As Flores reached out to such alumni, she described it as an “eye-opening experience” as she has learned that some have gone on to work for companies and publications such as the Washington Post, Facebook, Instagram, J.P. Morgan, New York Daily News and the New York Times. Speaking of history, Flores and Childs provided a personal tour of their office, flipping through old TORCH yearbooks, dating back to the 1960s.

Flores also presented the university’s 1920 yearbook — a fragile thin booklet with black-and-white photographs and sayings — which predates TORCH’s existence; when the University at Albany was called New York State College for Teachers at Albany.
She explained that UPS coincidentally received this yearbook in a mail package — from a Texan woman whose father, Louis Talwin Masson, was photographed in it, and who was noted as being the only Physics major graduate that year — on Friday, Jan. 25. “It was on the same day we met with Campus Management to discuss the moving issue. We thought that this is a sign,” she said. “We don’t get packages from anyone ever. It shows that people care, even by people from halfway around the country whose father graduated here almost 100 years ago.”
Flores and her team’s efforts seemed to have paid off though as CC Management relented and postponed moving the UPS office to the end of the current spring semester at the earliest.

Carleo-Evangelist wrote in a follow-up email on Wednesday, Jan. 30 that CC Management officials would meet with UPS members “to find out more about what they see as their darkroom needs moving forward.” He reiterated that the darkroom is still not regularly used by its members in recent years.
Flores, however, expressed relief, “Thank God the time crunch is gone. But that doesn’t still necessarily mean we’re safe after this semester since the club would eventually die out if we don’t get anything protected. We’re trying to be as loud as possible but we don’t know if they’ll hear us.”

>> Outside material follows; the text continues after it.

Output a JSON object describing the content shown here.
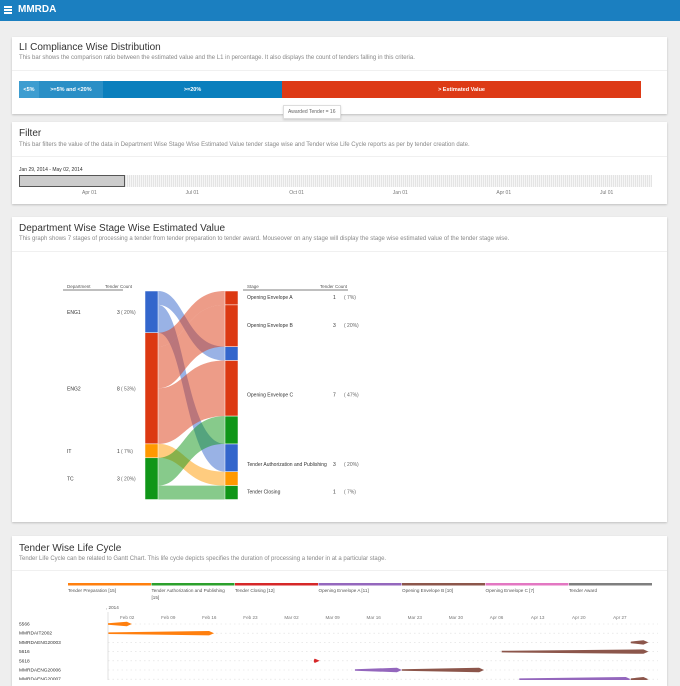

She and Childs said they are working on a bill with the University Senate to guarantee UPS’ protection in the coming years, in case CC Management continues threatening to force it to move offices.
When asked if they had one message to the public and student body about UPS, Childs said, “In this room, we’re all one big happy family and we’re able to build off each other’s creative ideas and learn from one another. That’s why I really appreciate this room and why I keep coming back in since I was a wee little freshman. Here, we don’t want you to be the photographer people expect you to be, we want you to be the photographer you were meant to be.”
Likewise, Flores concluded, “Here, we are free to create what we want to do. This club has a legacy and we need the university to value that. And also, to value us.”